What is 51% Attack ?
A 51 percent assault happens when a single individual or group gains control of more than half of a cryptocurrency network’s computational power or validation authority. Having dominant control over the blockchain of a cryptocurrency allows a group or individual to generate and modify transactions.
How Can Networks Prevent a 51% Attack?
Although proof-of-work networks cannot completely prevent the possibility of a 51 percent attack, there are numerous techniques to reduce it. If no larger coin is mined by the same algorithm, a successful 51 percent assault becomes substantially more expensive for cryptocurrencies that utilise ASIC miners. Bitcoin Cash implemented a ten-block checkpoint system, which makes transactions irreversible after a given amount of time. ASIC miners, ChainLocks, and tweaks to the consensus algorithm have all been used by other cryptocurrencies to safeguard their networks.
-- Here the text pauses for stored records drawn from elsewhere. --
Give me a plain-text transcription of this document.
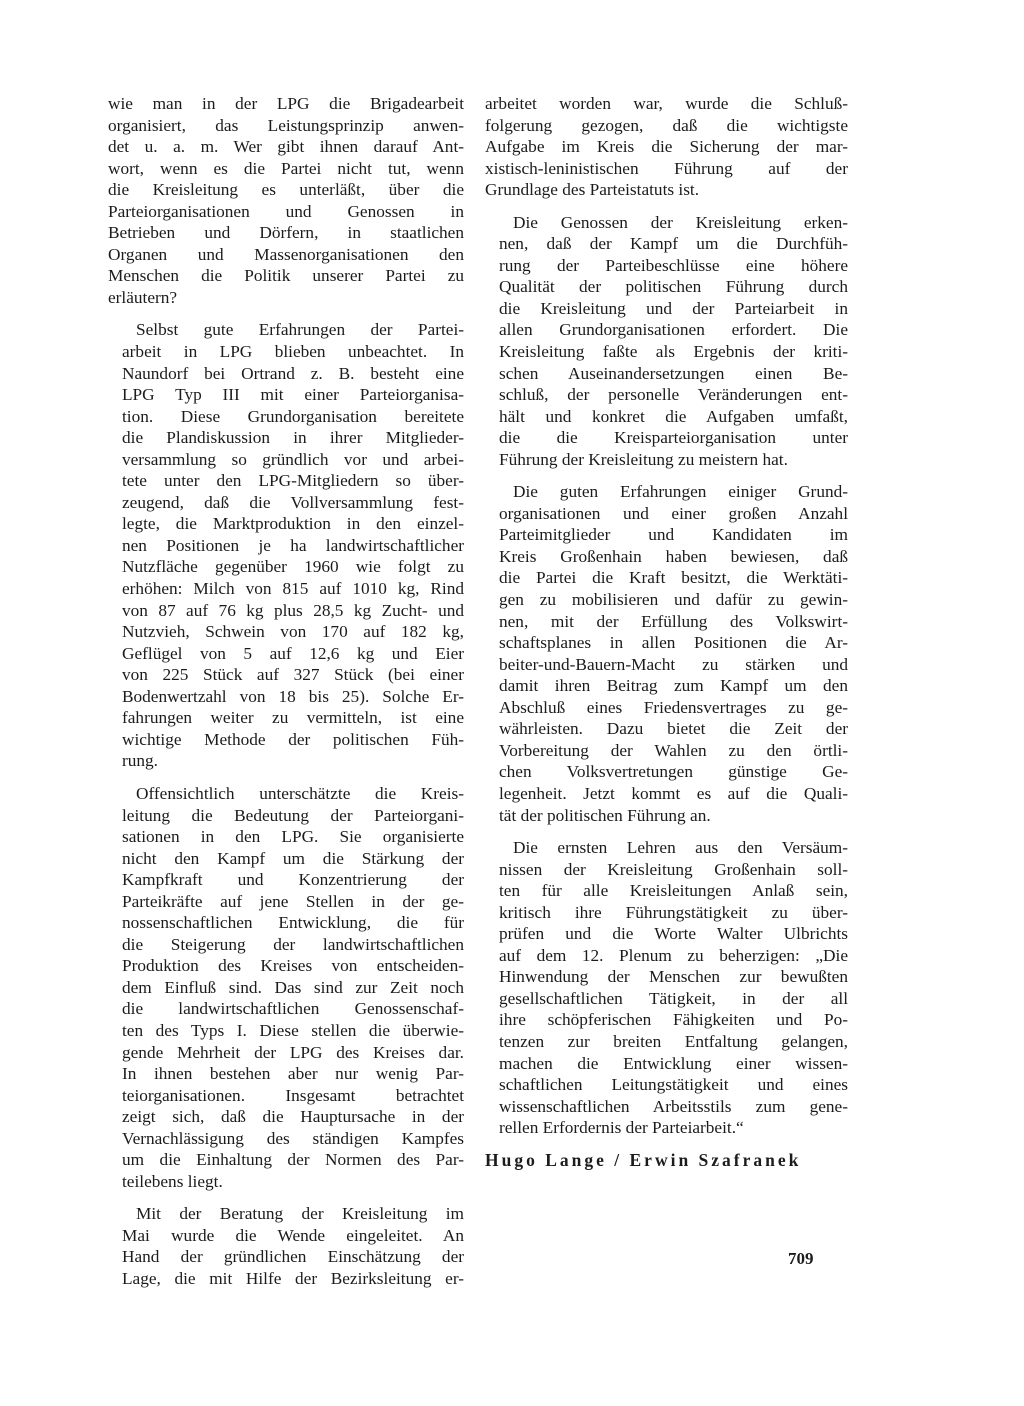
wie man in der LPG die Brigadearbeit
organisiert, das Leistungsprinzip anwen-
det u. a. m. Wer gibt ihnen darauf Ant-
wort, wenn es die Partei nicht tut, wenn
die Kreisleitung es unterläßt, über die
Parteiorganisationen und Genossen in
Betrieben und Dörfern, in staatlichen
Organen und Massenorganisationen den
Menschen die Politik unserer Partei zu
erläutern?

Selbst gute Erfahrungen der Partei-
arbeit in LPG blieben unbeachtet. In
Naundorf bei Ortrand z. B. besteht eine
LPG Typ III mit einer Parteiorganisa-
tion. Diese Grundorganisation bereitete
die Plandiskussion in ihrer Mitglieder-
versammlung so gründlich vor und arbei-
tete unter den LPG-Mitgliedern so über-
zeugend, daß die Vollversammlung fest-
legte, die Marktproduktion in den einzel-
nen Positionen je ha landwirtschaftlicher
Nutzfläche gegenüber 1960 wie folgt zu
erhöhen: Milch von 815 auf 1010 kg, Rind
von 87 auf 76 kg plus 28,5 kg Zucht- und
Nutzvieh, Schwein von 170 auf 182 kg,
Geflügel von 5 auf 12,6 kg und Eier
von 225 Stück auf 327 Stück (bei einer
Bodenwertzahl von 18 bis 25). Solche Er-
fahrungen weiter zu vermitteln, ist eine
wichtige Methode der politischen Füh-
rung.

Offensichtlich unterschätzte die Kreis-
leitung die Bedeutung der Parteiorgani-
sationen in den LPG. Sie organisierte
nicht den Kampf um die Stärkung der
Kampfkraft und Konzentrierung der
Parteikräfte auf jene Stellen in der ge-
nossenschaftlichen Entwicklung, die für
die Steigerung der landwirtschaftlichen
Produktion des Kreises von entscheiden-
dem Einfluß sind. Das sind zur Zeit noch
die landwirtschaftlichen Genossenschaf-
ten des Typs I. Diese stellen die überwie-
gende Mehrheit der LPG des Kreises dar.
In ihnen bestehen aber nur wenig Par-
teiorganisationen. Insgesamt betrachtet
zeigt sich, daß die Hauptursache in der
Vernachlässigung des ständigen Kampfes
um die Einhaltung der Normen des Par-
teilebens liegt.

Mit der Beratung der Kreisleitung im
Mai wurde die Wende eingeleitet. An
Hand der gründlichen Einschätzung der
Lage, die mit Hilfe der Bezirksleitung er-

arbeitet worden war, wurde die Schluß-
folgerung gezogen, daß die wichtigste
Aufgabe im Kreis die Sicherung der mar-
xistisch-leninistischen Führung auf der
Grundlage des Parteistatuts ist.

Die Genossen der Kreisleitung erken-
nen, daß der Kampf um die Durchfüh-
rung der Parteibeschlüsse eine höhere
Qualität der politischen Führung durch
die Kreisleitung und der Parteiarbeit in
allen Grundorganisationen erfordert. Die
Kreisleitung faßte als Ergebnis der kriti-
schen Auseinandersetzungen einen Be-
schluß, der personelle Veränderungen ent-
hält und konkret die Aufgaben umfaßt,
die die Kreisparteiorganisation unter
Führung der Kreisleitung zu meistern hat.

Die guten Erfahrungen einiger Grund-
organisationen und einer großen Anzahl
Parteimitglieder und Kandidaten im
Kreis Großenhain haben bewiesen, daß
die Partei die Kraft besitzt, die Werktäti-
gen zu mobilisieren und dafür zu gewin-
nen, mit der Erfüllung des Volkswirt-
schaftsplanes in allen Positionen die Ar-
beiter-und-Bauern-Macht zu stärken und
damit ihren Beitrag zum Kampf um den
Abschluß eines Friedensvertrages zu ge-
währleisten. Dazu bietet die Zeit der
Vorbereitung der Wahlen zu den örtli-
chen Volksvertretungen günstige Ge-
legenheit. Jetzt kommt es auf die Quali-
tät der politischen Führung an.

Die ernsten Lehren aus den Versäum-
nissen der Kreisleitung Großenhain soll-
ten für alle Kreisleitungen Anlaß sein,
kritisch ihre Führungstätigkeit zu über-
prüfen und die Worte Walter Ulbrichts
auf dem 12. Plenum zu beherzigen: „Die
Hinwendung der Menschen zur bewußten
gesellschaftlichen Tätigkeit, in der all
ihre schöpferischen Fähigkeiten und Po-
tenzen zur breiten Entfaltung gelangen,
machen die Entwicklung einer wissen-
schaftlichen Leitungstätigkeit und eines
wissenschaftlichen Arbeitsstils zum gene-
rellen Erfordernis der Parteiarbeit.“

Hugo Lange / Erwin Szafranek
709
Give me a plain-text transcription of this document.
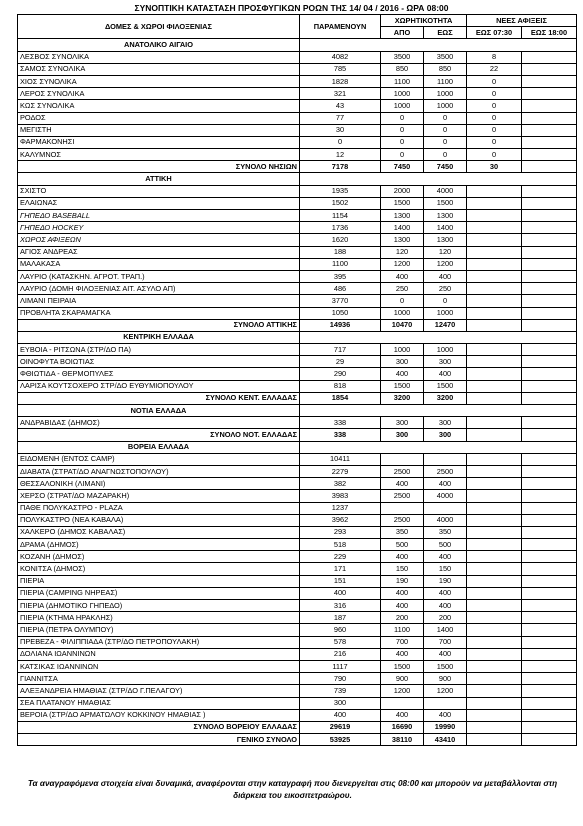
ΣΥΝΟΠΤΙΚΗ ΚΑΤΑΣΤΑΣΗ ΠΡΟΣΦΥΓΙΚΩΝ ΡΟΩΝ ΤΗΣ 14/ 04 / 2016 - ΩΡΑ 08:00
ΔΟΜΕΣ & ΧΩΡΟΙ ΦΙΛΟΞΕΝΙΑΣ	ΠΑΡΑΜΕΝΟΥΝ	ΧΩΡΗΤΙΚΟΤΗΤΑ		ΝΕΕΣ ΑΦΙΞΕΙΣ	
		ΑΠΟ	ΕΩΣ	ΕΩΣ 07:30	ΕΩΣ 18:00
ΑΝΑΤΟΛΙΚΟ ΑΙΓΑΙΟ					
ΛΕΣΒΟΣ ΣΥΝΟΛΙΚΑ	4082	3500	3500	8	
ΣΑΜΟΣ ΣΥΝΟΛΙΚΑ	785	850	850	22	
ΧΙΟΣ ΣΥΝΟΛΙΚΑ	1828	1100	1100	0	
ΛΕΡΟΣ ΣΥΝΟΛΙΚΑ	321	1000	1000	0	
ΚΩΣ ΣΥΝΟΛΙΚΑ	43	1000	1000	0	
ΡΟΔΟΣ	77	0	0	0	
ΜΕΓΙΣΤΗ	30	0	0	0	
ΦΑΡΜΑΚΟΝΗΣΙ	0	0	0	0	
ΚΑΛΥΜΝΟΣ	12	0	0	0	
ΣΥΝΟΛΟ ΝΗΣΙΩΝ	7178	7450	7450	30	
ΑΤΤΙΚΗ					
ΣΧΙΣΤΟ	1935	2000	4000		
ΕΛΑΙΩΝΑΣ	1502	1500	1500		
ΓΗΠΕΔΟ BASEBALL	1154	1300	1300		
ΓΗΠΕΔΟ HOCKEY	1736	1400	1400		
ΧΩΡΟΣ ΑΦΙΞΕΩΝ	1620	1300	1300		
ΑΓΙΟΣ ΑΝΔΡΕΑΣ	188	120	120		
ΜΑΛΑΚΑΣΑ	1100	1200	1200		
ΛΑΥΡΙΟ (ΚΑΤΑΣΚΗΝ. ΑΓΡΟΤ. ΤΡΑΠ.)	395	400	400		
ΛΑΥΡΙΟ (ΔΟΜΗ ΦΙΛΟΞΕΝΙΑΣ ΑΙΤ. ΑΣΥΛΟ ΑΠ)	486	250	250		
ΛΙΜΑΝΙ ΠΕΙΡΑΙΑ	3770	0	0		
ΠΡΟΒΛΗΤΑ ΣΚΑΡΑΜΑΓΚΑ	1050	1000	1000		
ΣΥΝΟΛΟ ΑΤΤΙΚΗΣ	14936	10470	12470		
ΚΕΝΤΡΙΚΗ ΕΛΛΑΔΑ					
ΕΥΒΟΙΑ - ΡΙΤΣΩΝΑ (ΣΤΡ/ΔΟ ΠΑ)	717	1000	1000		
ΟΙΝΟΦΥΤΑ ΒΟΙΩΤΙΑΣ	29	300	300		
ΦΘΙΩΤΙΔΑ - ΘΕΡΜΟΠΥΛΕΣ	290	400	400		
ΛΑΡΙΣΑ ΚΟΥΤΣΟΧΕΡΟ ΣΤΡ/ΔΟ ΕΥΘΥΜΙΟΠΟΥΛΟΥ	818	1500	1500		
ΣΥΝΟΛΟ ΚΕΝΤ. ΕΛΛΑΔΑΣ	1854	3200	3200		
ΝΟΤΙΑ ΕΛΛΑΔΑ					
ΑΝΔΡΑΒΙΔΑΣ (ΔΗΜΟΣ)	338	300	300		
ΣΥΝΟΛΟ ΝΟΤ. ΕΛΛΑΔΑΣ	338	300	300		
ΒΟΡΕΙΑ ΕΛΛΑΔΑ					
ΕΙΔΟΜΕΝΗ (ΕΝΤΟΣ CAMP)	10411				
ΔΙΑΒΑΤΑ (ΣΤΡΑΤ/ΔΟ ΑΝΑΓΝΩΣΤΟΠΟΥΛΟΥ)	2279	2500	2500		
ΘΕΣΣΑΛΟΝΙΚΗ (ΛΙΜΑΝΙ)	382	400	400		
ΧΕΡΣΟ (ΣΤΡΑΤ/ΔΟ ΜΑΖΑΡΑΚΗ)	3983	2500	4000		
ΠΑΘΕ ΠΟΛΥΚΑΣΤΡΟ - PLAZA	1237				
ΠΟΛΥΚΑΣΤΡΟ (ΝΕΑ ΚΑΒΑΛΑ)	3962	2500	4000		
ΧΑΛΚΕΡΟ (ΔΗΜΟΣ ΚΑΒΑΛΑΣ)	293	350	350		
ΔΡΑΜΑ (ΔΗΜΟΣ)	518	500	500		
ΚΟΖΑΝΗ (ΔΗΜΟΣ)	229	400	400		
ΚΟΝΙΤΣΑ (ΔΗΜΟΣ)	171	150	150		
ΠΙΕΡΙΑ	151	190	190		
ΠΙΕΡΙΑ (CAMPING ΝΗΡΕΑΣ)	400	400	400		
ΠΙΕΡΙΑ (ΔΗΜΟΤΙΚΟ ΓΗΠΕΔΟ)	316	400	400		
ΠΙΕΡΙΑ (ΚΤΗΜΑ ΗΡΑΚΛΗΣ)	187	200	200		
ΠΙΕΡΙΑ (ΠΕΤΡΑ ΟΛΥΜΠΟΥ)	960	1100	1400		
ΠΡΕΒΕΖΑ - ΦΙΛΙΠΠΙΑΔΑ (ΣΤΡ/ΔΟ ΠΕΤΡΟΠΟΥΛΑΚΗ)	578	700	700		
ΔΟΛΙΑΝΑ ΙΩΑΝΝΙΝΩΝ	216	400	400		
ΚΑΤΣΙΚΑΣ ΙΩΑΝΝΙΝΩΝ	1117	1500	1500		
ΓΙΑΝΝΙΤΣΑ	790	900	900		
ΑΛΕΞΑΝΔΡΕΙΑ ΗΜΑΘΙΑΣ (ΣΤΡ/ΔΟ Γ.ΠΕΛΑΓΟΥ)	739	1200	1200		
ΣΕΑ ΠΛΑΤΑΝΟΥ ΗΜΑΘΙΑΣ	300				
ΒΕΡΟΙΑ (ΣΤΡ/ΔΟ ΑΡΜΑΤΩΛΟΥ ΚΟΚΚΙΝΟΥ ΗΜΑΘΙΑΣ )	400	400	400		
ΣΥΝΟΛΟ ΒΟΡΕΙΟΥ ΕΛΛΑΔΑΣ	29619	16690	19990		
ΓΕΝΙΚΟ ΣΥΝΟΛΟ	53925	38110	43410		
Τα αναγραφόμενα στοιχεία είναι δυναμικά, αναφέρονται στην καταγραφή που διενεργείται στις 08:00 και μπορούν να μεταβάλλονται στη διάρκεια του εικοσιτετραώρου.
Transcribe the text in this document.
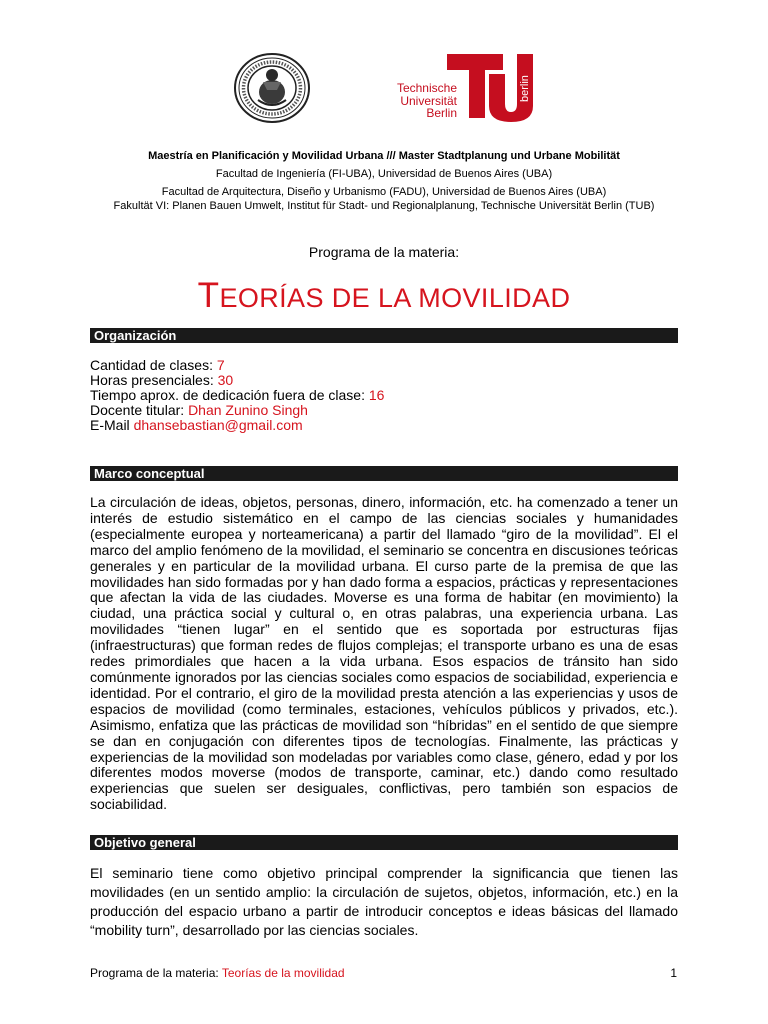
Technische
Universität
Berlin
berlin
Maestría en Planificación y Movilidad Urbana /// Master Stadtplanung und Urbane Mobilität
Facultad de Ingeniería (FI-UBA), Universidad de Buenos Aires (UBA)
Facultad de Arquitectura, Diseño y Urbanismo (FADU), Universidad de Buenos Aires (UBA)
Fakultät VI: Planen Bauen Umwelt, Institut für Stadt- und Regionalplanung, Technische Universität Berlin (TUB)
Programa de la materia:
TEORÍAS DE LA MOVILIDAD
Organización
Cantidad de clases: 7
Horas presenciales: 30
Tiempo aprox. de dedicación fuera de clase: 16
Docente titular: Dhan Zunino Singh
E-Mail dhansebastian@gmail.com
Marco conceptual

La circulación de ideas, objetos, personas, dinero, información, etc. ha comenzado a tener un interés de estudio sistemático en el campo de las ciencias sociales y humanidades (especialmente europea y norteamericana) a partir del llamado “giro de la movilidad”. El el marco del amplio fenómeno de la movilidad, el seminario se concentra en discusiones teóricas generales y en particular de la movilidad urbana. El curso parte de la premisa de que las movilidades han sido formadas por y han dado forma a espacios, prácticas y representaciones que afectan la vida de las ciudades. Moverse es una forma de habitar (en movimiento) la ciudad, una práctica social y cultural o, en otras palabras, una experiencia urbana. Las movilidades “tienen lugar” en el sentido que es soportada por estructuras fijas (infraestructuras) que forman redes de flujos complejas; el transporte urbano es una de esas redes primordiales que hacen a la vida urbana. Esos espacios de tránsito han sido comúnmente ignorados por las ciencias sociales como espacios de sociabilidad, experiencia e identidad. Por el contrario, el giro de la movilidad presta atención a las experiencias y usos de espacios de movilidad (como terminales, estaciones, vehículos públicos y privados, etc.). Asimismo, enfatiza que las prácticas de movilidad son “híbridas” en el sentido de que siempre se dan en conjugación con diferentes tipos de tecnologías. Finalmente, las prácticas y experiencias de la movilidad son modeladas por variables como clase, género, edad y por los diferentes modos moverse (modos de transporte, caminar, etc.) dando como resultado experiencias que suelen ser desiguales, conflictivas, pero también son espacios de sociabilidad.

Objetivo general

El seminario tiene como objetivo principal comprender la significancia que tienen las movilidades (en un sentido amplio: la circulación de sujetos, objetos, información, etc.) en la producción del espacio urbano a partir de introducir conceptos e ideas básicas del llamado “mobility turn”, desarrollado por las ciencias sociales.

Programa de la materia: Teorías de la movilidad	1
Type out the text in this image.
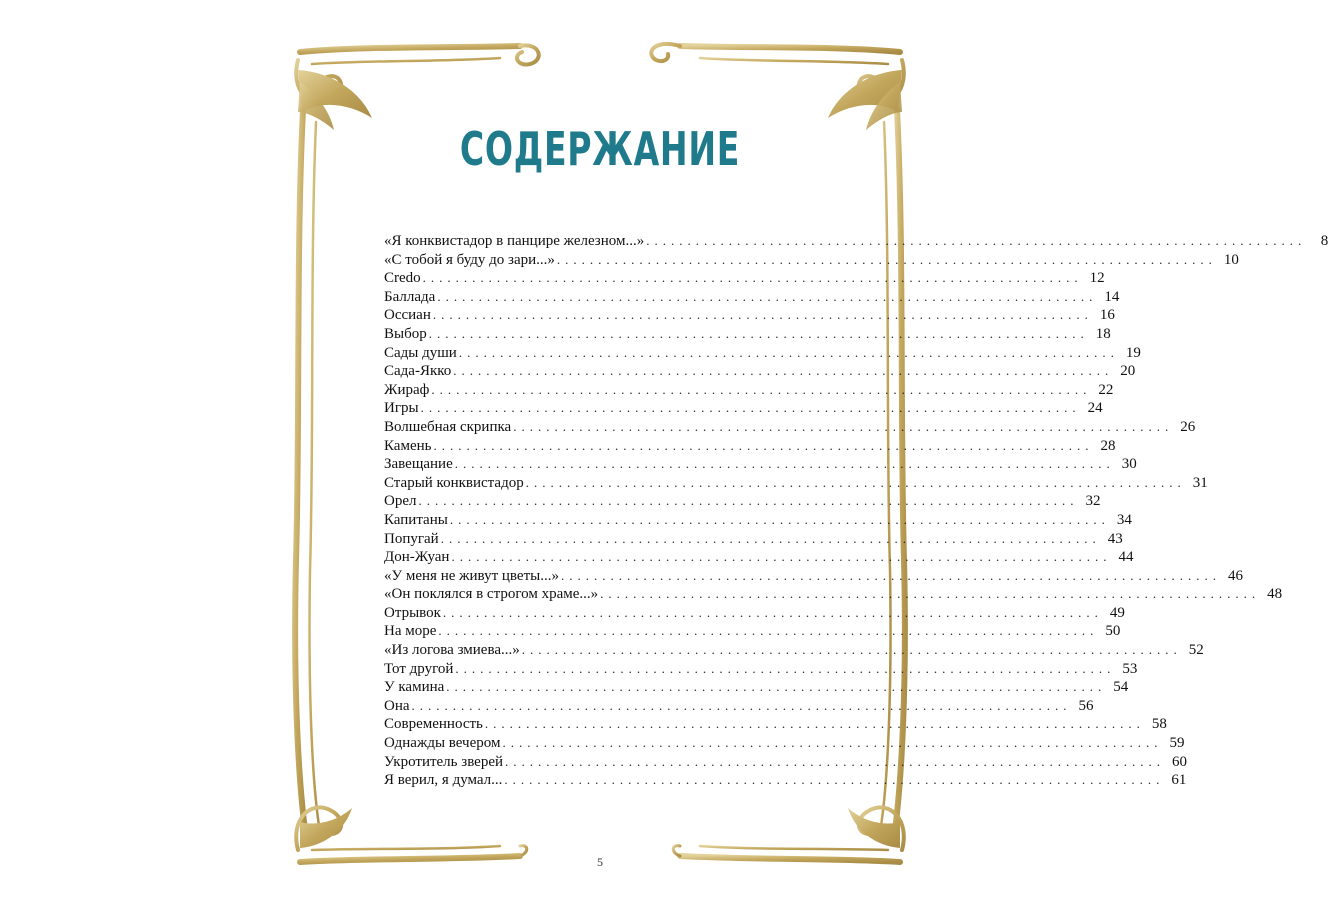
СОДЕРЖАНИЕ
«Я конквистадор в панцире железном...» ................................................................................ 8
«С тобой я буду до зари...» ................................................................................ 10
Credo ................................................................................ 12
Баллада ................................................................................ 14
Оссиан ................................................................................ 16
Выбор ................................................................................ 18
Сады души ................................................................................ 19
Сада-Якко ................................................................................ 20
Жираф ................................................................................ 22
Игры ................................................................................ 24
Волшебная скрипка ................................................................................ 26
Камень ................................................................................ 28
Завещание ................................................................................ 30
Старый конквистадор ................................................................................ 31
Орел ................................................................................ 32
Капитаны ................................................................................ 34
Попугай ................................................................................ 43
Дон-Жуан ................................................................................ 44
«У меня не живут цветы...» ................................................................................ 46
«Он поклялся в строгом храме...» ................................................................................ 48
Отрывок ................................................................................ 49
На море ................................................................................ 50
«Из логова змиева...» ................................................................................ 52
Тот другой ................................................................................ 53
У камина ................................................................................ 54
Она ................................................................................ 56
Современность ................................................................................ 58
Однажды вечером ................................................................................ 59
Укротитель зверей ................................................................................ 60
Я верил, я думал... ................................................................................ 61
5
What 51% Attacks Mean for Individual Investors
Individual investors shouldn’t be concerned about 51 percent assaults if they invest largely in the major cryptocurrencies, which have the most secure blockchains. The cost and resources necessary to carry out 51 percent assaults against the cryptocurrencies with the highest market values and adoption rates are just too high. A 51 percent attack on a major cryptocurrency could only be considered by state-sponsored hacking gangs.
Limit your exposure to less-established cryptocurrencies that appear hazardous to reduce your likelihood of coping with a 51 percent attack. Knowing about 51 percent attacks is a good starting step toward reducing the chances of one happening to your bitcoin.